Language plays a crucial role in the formation and maintenance of stereotypes about social categories. When communicating about other people and their behaviors, language reflects the categories we have created, and what we stereotypically expect of these groups. In turn, through our linguistic expressions we share our stereotypic views with message recipients.
In the present project, we aim to gain a better understanding of how and when stereotypes are expressed in everyday language use. Thereby we build on our framework (Beukeboom & Burgers, 2019) in which we integrated earlier research on stereotyping and language use. We distinguish two categories of relevant linguistic biases: (1) biases in linguistic labeling, and (2) biases in describing the behaviors and characteristics of categorized individuals.

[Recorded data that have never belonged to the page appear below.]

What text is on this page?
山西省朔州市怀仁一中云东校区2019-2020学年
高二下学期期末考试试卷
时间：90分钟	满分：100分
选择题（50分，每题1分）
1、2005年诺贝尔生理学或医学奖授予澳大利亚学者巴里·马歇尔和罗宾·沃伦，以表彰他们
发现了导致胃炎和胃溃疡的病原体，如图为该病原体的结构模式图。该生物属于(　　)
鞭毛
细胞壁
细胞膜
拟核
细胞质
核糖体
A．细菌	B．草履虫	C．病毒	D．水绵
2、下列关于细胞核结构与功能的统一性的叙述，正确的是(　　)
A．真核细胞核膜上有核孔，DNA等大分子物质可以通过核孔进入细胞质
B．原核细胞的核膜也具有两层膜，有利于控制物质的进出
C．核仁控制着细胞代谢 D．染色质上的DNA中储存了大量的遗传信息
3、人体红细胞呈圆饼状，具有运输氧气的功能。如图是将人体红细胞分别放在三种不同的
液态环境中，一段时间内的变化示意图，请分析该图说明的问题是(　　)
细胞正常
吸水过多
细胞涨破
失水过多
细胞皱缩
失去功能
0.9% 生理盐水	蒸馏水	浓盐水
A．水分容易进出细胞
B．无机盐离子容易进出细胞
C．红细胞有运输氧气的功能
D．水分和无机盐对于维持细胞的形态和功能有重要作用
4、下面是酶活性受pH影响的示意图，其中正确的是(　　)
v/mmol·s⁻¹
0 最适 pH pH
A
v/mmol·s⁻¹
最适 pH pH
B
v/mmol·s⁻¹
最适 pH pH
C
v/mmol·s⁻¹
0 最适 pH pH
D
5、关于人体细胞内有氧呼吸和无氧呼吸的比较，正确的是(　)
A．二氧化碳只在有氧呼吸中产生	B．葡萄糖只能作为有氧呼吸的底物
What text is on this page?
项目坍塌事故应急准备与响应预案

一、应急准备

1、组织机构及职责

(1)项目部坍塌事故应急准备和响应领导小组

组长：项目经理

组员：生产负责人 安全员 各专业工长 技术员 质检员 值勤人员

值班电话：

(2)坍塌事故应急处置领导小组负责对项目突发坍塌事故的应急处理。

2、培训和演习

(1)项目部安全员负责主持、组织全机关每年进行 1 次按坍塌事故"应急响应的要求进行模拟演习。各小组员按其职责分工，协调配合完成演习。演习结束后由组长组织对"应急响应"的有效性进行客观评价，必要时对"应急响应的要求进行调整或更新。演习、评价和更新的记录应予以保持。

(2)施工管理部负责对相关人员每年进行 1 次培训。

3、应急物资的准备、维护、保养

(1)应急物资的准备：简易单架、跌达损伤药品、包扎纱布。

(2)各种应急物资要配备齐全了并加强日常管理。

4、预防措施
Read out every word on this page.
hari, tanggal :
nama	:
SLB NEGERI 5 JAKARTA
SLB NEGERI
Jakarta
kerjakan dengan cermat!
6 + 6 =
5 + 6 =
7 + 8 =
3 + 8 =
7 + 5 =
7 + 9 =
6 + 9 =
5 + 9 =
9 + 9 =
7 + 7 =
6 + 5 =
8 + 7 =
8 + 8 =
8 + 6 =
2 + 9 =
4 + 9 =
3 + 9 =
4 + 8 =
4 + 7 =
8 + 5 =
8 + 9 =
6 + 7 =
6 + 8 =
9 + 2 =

First, we develop an annotation guideline in which we bring together the different linguistic means though which people reveal their stereotypic expectancies in labels and behavior descriptions.
Second, we will use this guideline to annotate the language produced by participants in our experiments. In these experiments we test various factors that can influence whether or not people start stereotyping when spontaneously describing the behavior of others (i.e., generalize across individuals and situations). We also test the effects of variations in language use on stereotype formation in message recipients.
Finally, we will develop computational methods to automatically detect stereotypes in texts to uncover implicit biases in a variety of real-life contexts.
Taken together, this project creates a more encompassing understanding of the role of language in perpetuating stereotypes and discrimination in society, and facilitates future scientific and applied research by creating the ability for stereotype detection in a variety of contexts.